Example ONE:
Solve the Linear System by Graphing.

Equation one: 4x - 6y = 2
Equation two: 2x + 2y = 6

Begin by graphing both equations as shown at the right. From the graph you interpret that the line intersects at (2,1). You can check the solution as follows:

Equation one: 4(2) - 6 (1) = 2
Equation two: 2(2) + 2(1) = 6

The solution of this system of linear equations is (2,1).

Example TWO:
Solve the word problem by graphing.

You are trying to decorate your new Chevy Silverado. You want to buy both the Chevy bowtie emblems and bumper stickers. The bowtie emblems cost $.10 each and the bumper stickers cost $.50 each. You need 125 decorations in all and you have $32.50 to spend. How many of each can you buy?

x = bowtie emblems
y = bumper stickers

x + y = 125
0.1x + 0.5y = 32.5

Now once you have the equations you must graph them.
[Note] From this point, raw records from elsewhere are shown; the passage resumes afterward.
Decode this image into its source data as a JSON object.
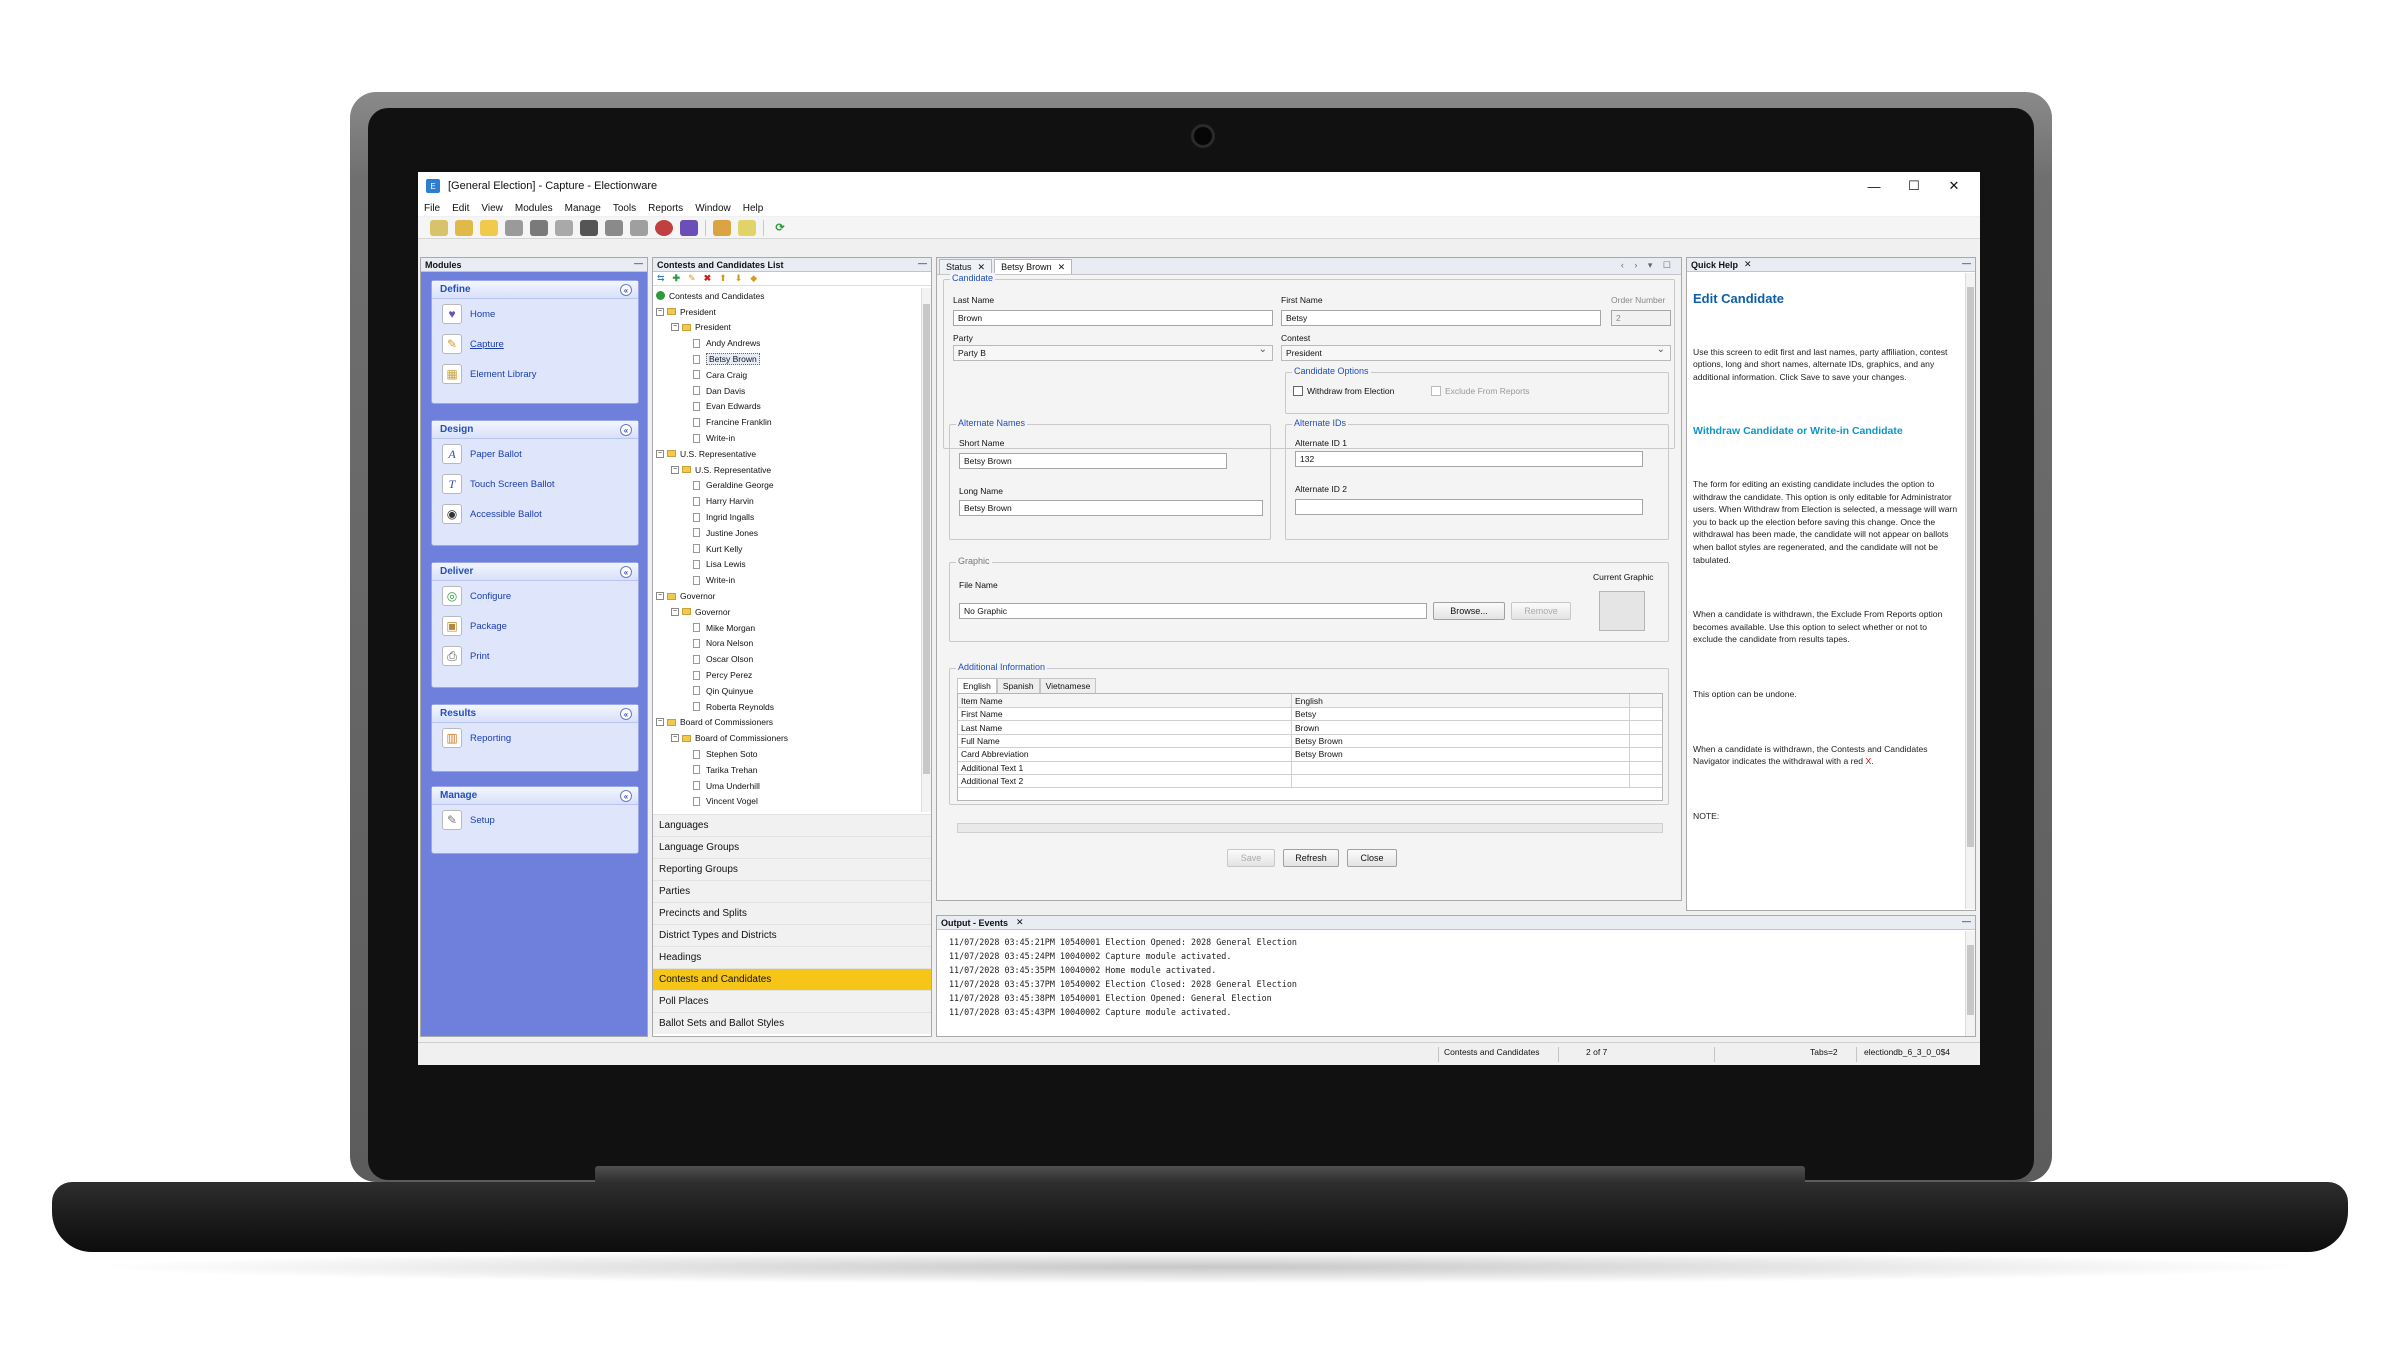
{
  "window": {
    "title": "[General Election] - Capture - Electionware",
    "controls": [
      "—",
      "☐",
      "✕"
    ]
  },
  "menu": [
    "File",
    "Edit",
    "View",
    "Modules",
    "Manage",
    "Tools",
    "Reports",
    "Window",
    "Help"
  ],
  "modules_panel": {
    "title": "Modules",
    "groups": [
      {
        "title": "Define",
        "items": [
          {
            "label": "Home",
            "icon": "heart-shield-icon"
          },
          {
            "label": "Capture",
            "icon": "capture-icon"
          },
          {
            "label": "Element Library",
            "icon": "library-icon"
          }
        ]
      },
      {
        "title": "Design",
        "items": [
          {
            "label": "Paper Ballot",
            "icon": "paper-ballot-icon"
          },
          {
            "label": "Touch Screen Ballot",
            "icon": "touch-screen-icon"
          },
          {
            "label": "Accessible Ballot",
            "icon": "accessible-icon"
          }
        ]
      },
      {
        "title": "Deliver",
        "items": [
          {
            "label": "Configure",
            "icon": "configure-icon"
          },
          {
            "label": "Package",
            "icon": "package-icon"
          },
          {
            "label": "Print",
            "icon": "print-icon"
          }
        ]
      },
      {
        "title": "Results",
        "items": [
          {
            "label": "Reporting",
            "icon": "chart-icon"
          }
        ]
      },
      {
        "title": "Manage",
        "items": [
          {
            "label": "Setup",
            "icon": "wrench-icon"
          }
        ]
      }
    ]
  },
  "contests_panel": {
    "title": "Contests and Candidates List",
    "root": "Contests and Candidates",
    "contests": [
      {
        "name": "President",
        "office": "President",
        "candidates": [
          "Andy Andrews",
          "Betsy Brown",
          "Cara Craig",
          "Dan Davis",
          "Evan Edwards",
          "Francine Franklin",
          "Write-in"
        ]
      },
      {
        "name": "U.S. Representative",
        "office": "U.S. Representative",
        "candidates": [
          "Geraldine George",
          "Harry Harvin",
          "Ingrid Ingalls",
          "Justine Jones",
          "Kurt Kelly",
          "Lisa Lewis",
          "Write-in"
        ]
      },
      {
        "name": "Governor",
        "office": "Governor",
        "candidates": [
          "Mike Morgan",
          "Nora Nelson",
          "Oscar Olson",
          "Percy Perez",
          "Qin Quinyue",
          "Roberta Reynolds"
        ]
      },
      {
        "name": "Board of Commissioners",
        "office": "Board of Commissioners",
        "candidates": [
          "Stephen Soto",
          "Tarika Trehan",
          "Uma Underhill",
          "Vincent Vogel"
        ]
      }
    ],
    "nav": [
      "Languages",
      "Language Groups",
      "Reporting Groups",
      "Parties",
      "Precincts and Splits",
      "District Types and Districts",
      "Headings",
      "Contests and Candidates",
      "Poll Places",
      "Ballot Sets and Ballot Styles"
    ],
    "active_nav": "Contests and Candidates"
  },
  "editor": {
    "tabs": [
      "Status",
      "Betsy Brown"
    ],
    "candidate_group": "Candidate",
    "last_name_label": "Last Name",
    "last_name": "Brown",
    "first_name_label": "First Name",
    "first_name": "Betsy",
    "order_number_label": "Order Number",
    "order_number": "2",
    "party_label": "Party",
    "party": "Party B",
    "contest_label": "Contest",
    "contest": "President",
    "candidate_options_group": "Candidate Options",
    "withdraw_label": "Withdraw from Election",
    "exclude_label": "Exclude From Reports",
    "alt_names_group": "Alternate Names",
    "short_name_label": "Short Name",
    "short_name": "Betsy Brown",
    "long_name_label": "Long Name",
    "long_name": "Betsy Brown",
    "alt_ids_group": "Alternate IDs",
    "alt_id1_label": "Alternate ID 1",
    "alt_id1": "132",
    "alt_id2_label": "Alternate ID 2",
    "alt_id2": "",
    "graphic_group": "Graphic",
    "file_name_label": "File Name",
    "file_name": "No Graphic",
    "browse_label": "Browse...",
    "remove_label": "Remove",
    "current_graphic_label": "Current Graphic",
    "additional_group": "Additional Information",
    "lang_tabs": [
      "English",
      "Spanish",
      "Vietnamese"
    ],
    "grid_headers": [
      "Item Name",
      "English"
    ],
    "grid_rows": [
      [
        "First Name",
        "Betsy"
      ],
      [
        "Last Name",
        "Brown"
      ],
      [
        "Full Name",
        "Betsy Brown"
      ],
      [
        "Card Abbreviation",
        "Betsy Brown"
      ],
      [
        "Additional Text 1",
        ""
      ],
      [
        "Additional Text 2",
        ""
      ]
    ],
    "save_label": "Save",
    "refresh_label": "Refresh",
    "close_label": "Close"
  },
  "quick_help": {
    "title": "Quick Help",
    "heading": "Edit Candidate",
    "p1": "Use this screen to edit first and last names, party affiliation, contest options, long and short names, alternate IDs, graphics, and any additional information. Click Save to save your changes.",
    "subheading": "Withdraw Candidate or Write-in Candidate",
    "p2": "The form for editing an existing candidate includes the option to withdraw the candidate. This option is only editable for Administrator users. When Withdraw from Election is selected, a message will warn you to back up the election before saving this change. Once the withdrawal has been made, the candidate will not appear on ballots when ballot styles are regenerated, and the candidate will not be tabulated.",
    "p3": "When a candidate is withdrawn, the Exclude From Reports option becomes available. Use this option to select whether or not to exclude the candidate from results tapes.",
    "p4": "This option can be undone.",
    "p5_text": "When a candidate is withdrawn, the Contests and Candidates Navigator indicates the withdrawal with a red",
    "p5_red": "X",
    "p5_end": ".",
    "note": "NOTE:"
  },
  "output": {
    "title": "Output - Events",
    "lines": [
      "11/07/2028 03:45:21PM 10540001 Election Opened: 2028 General Election",
      "11/07/2028 03:45:24PM 10040002 Capture module activated.",
      "11/07/2028 03:45:35PM 10040002 Home module activated.",
      "11/07/2028 03:45:37PM 10540002 Election Closed: 2028 General Election",
      "11/07/2028 03:45:38PM 10540001 Election Opened: General Election",
      "11/07/2028 03:45:43PM 10040002 Capture module activated."
    ]
  },
  "status_bar": {
    "section": "Contests and Candidates",
    "position": "2 of 7",
    "tabs": "Tabs=2",
    "database": "electiondb_6_3_0_0$4"
  },
  "colors": {
    "modules_bg": "#6f7fdc",
    "active_nav": "#f5c518",
    "help_heading": "#0d5fa8",
    "help_subheading": "#0f95c9"
  }
}
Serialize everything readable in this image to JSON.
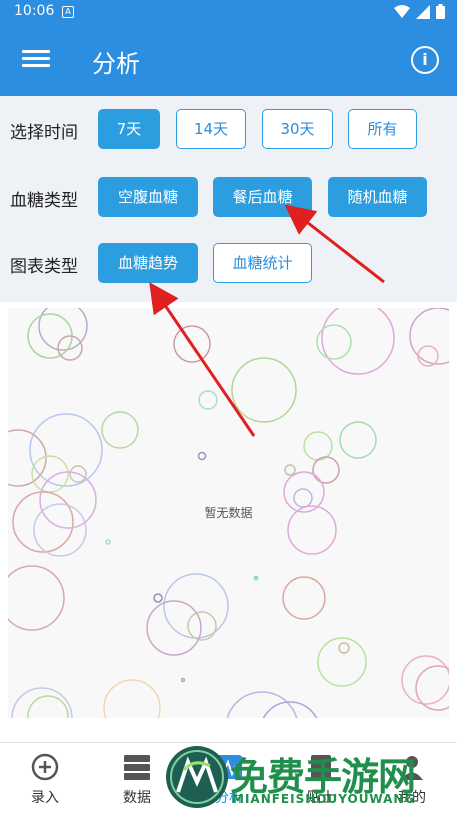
{
  "status": {
    "time": "10:06",
    "notif_glyph": "A"
  },
  "appbar": {
    "title": "分析",
    "menu_icon": "menu-icon",
    "info_icon": "info-icon"
  },
  "filters": {
    "time": {
      "label": "选择时间",
      "options": [
        "7天",
        "14天",
        "30天",
        "所有"
      ],
      "selected": "7天"
    },
    "glucose_type": {
      "label": "血糖类型",
      "options": [
        "空腹血糖",
        "餐后血糖",
        "随机血糖"
      ],
      "selected": [
        "空腹血糖",
        "餐后血糖",
        "随机血糖"
      ]
    },
    "chart_type": {
      "label": "图表类型",
      "options": [
        "血糖趋势",
        "血糖统计"
      ],
      "selected": "血糖趋势"
    }
  },
  "chart": {
    "empty_text": "暂无数据"
  },
  "tabs": [
    {
      "label": "录入",
      "icon": "plus-circle-icon"
    },
    {
      "label": "数据",
      "icon": "database-icon"
    },
    {
      "label": "分析",
      "icon": "chart-icon"
    },
    {
      "label": "贴士",
      "icon": "tip-icon"
    },
    {
      "label": "我的",
      "icon": "user-icon"
    }
  ],
  "watermark": {
    "text": "免费手游网",
    "sub": "MIANFEISHOUYOUWANG"
  },
  "colors": {
    "primary": "#2c8ee0",
    "button_active": "#2c9ee0",
    "filter_bg": "#eef1f5",
    "arrow": "#e02020",
    "watermark": "#1f8f4b"
  }
}
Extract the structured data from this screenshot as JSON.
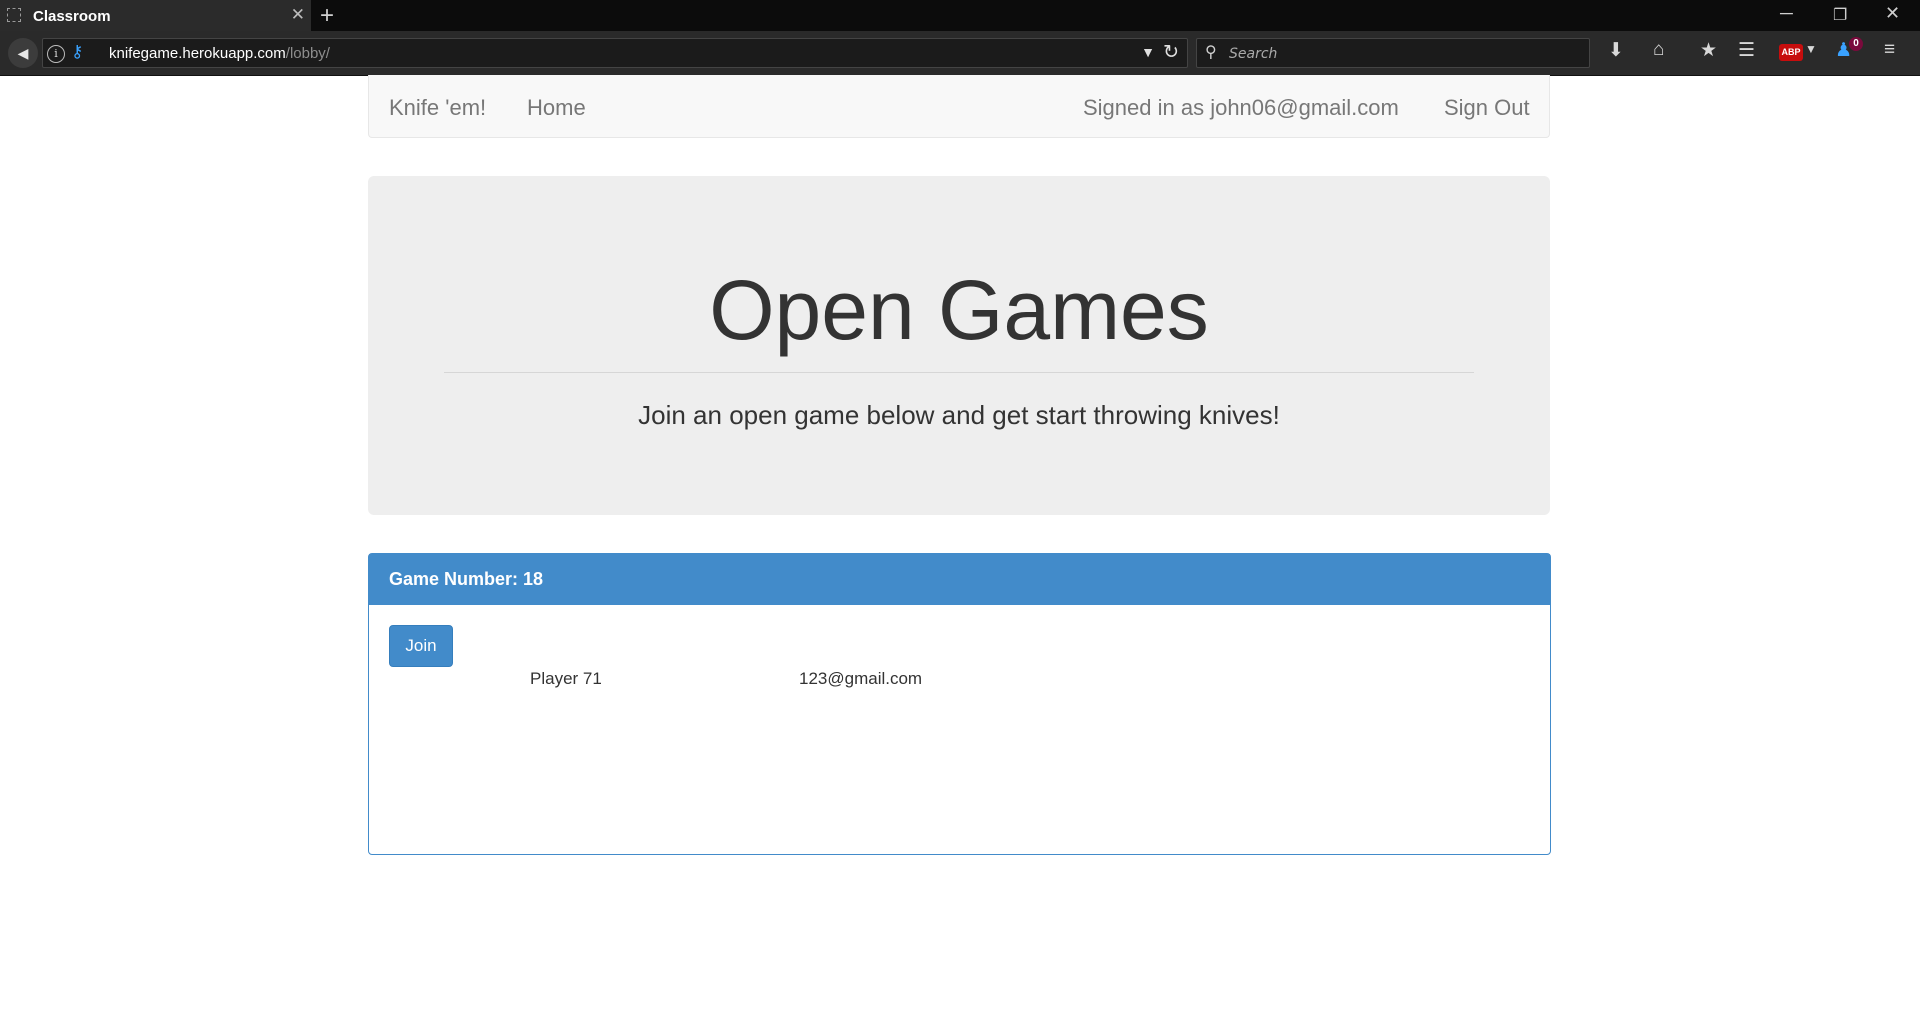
{
  "browser": {
    "tab_title": "Classroom",
    "url_host": "knifegame.herokuapp.com",
    "url_path": "/lobby/",
    "search_placeholder": "Search",
    "notification_count": "0",
    "adblock_label": "ABP"
  },
  "navbar": {
    "brand": "Knife 'em!",
    "home": "Home",
    "signed_in": "Signed in as john06@gmail.com",
    "sign_out": "Sign Out"
  },
  "jumbotron": {
    "title": "Open Games",
    "subtitle": "Join an open game below and get start throwing knives!"
  },
  "games": [
    {
      "heading": "Game Number: 18",
      "join_label": "Join",
      "player_name": "Player 71",
      "player_email": "123@gmail.com"
    }
  ],
  "colors": {
    "primary": "#428bca",
    "jumbotron_bg": "#eeeeee",
    "navbar_bg": "#f8f8f8",
    "chrome_bg": "#2a2a2a"
  },
  "icons": [
    "page-icon",
    "close-tab-icon",
    "new-tab-icon",
    "back-arrow-icon",
    "info-icon",
    "key-icon",
    "dropdown-icon",
    "reload-icon",
    "search-icon",
    "download-icon",
    "home-icon",
    "bookmark-star-icon",
    "reading-list-icon",
    "adblock-icon",
    "notification-icon",
    "menu-icon"
  ]
}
From the graph you interpret that the line intersects at (75,50). You can check if this solution is correct by putting the solution back into the equations.

You find that the solution is correct. Therefore you can purchase 75 bowtie emblems and 50 bumper stickers.

 

 

 

\

Systems with Many or No Solutions

Graphical Interpretation	Algebraic Interpretation
The graph of the system is a pair of lines that intersect at one point.	The system has exactly one solution.
The graph of the system is a single line.	The system has infinitely many solutions.
The graph of the system is a pair of parallel lines so that there is no point of intersection.	The system has no solutions.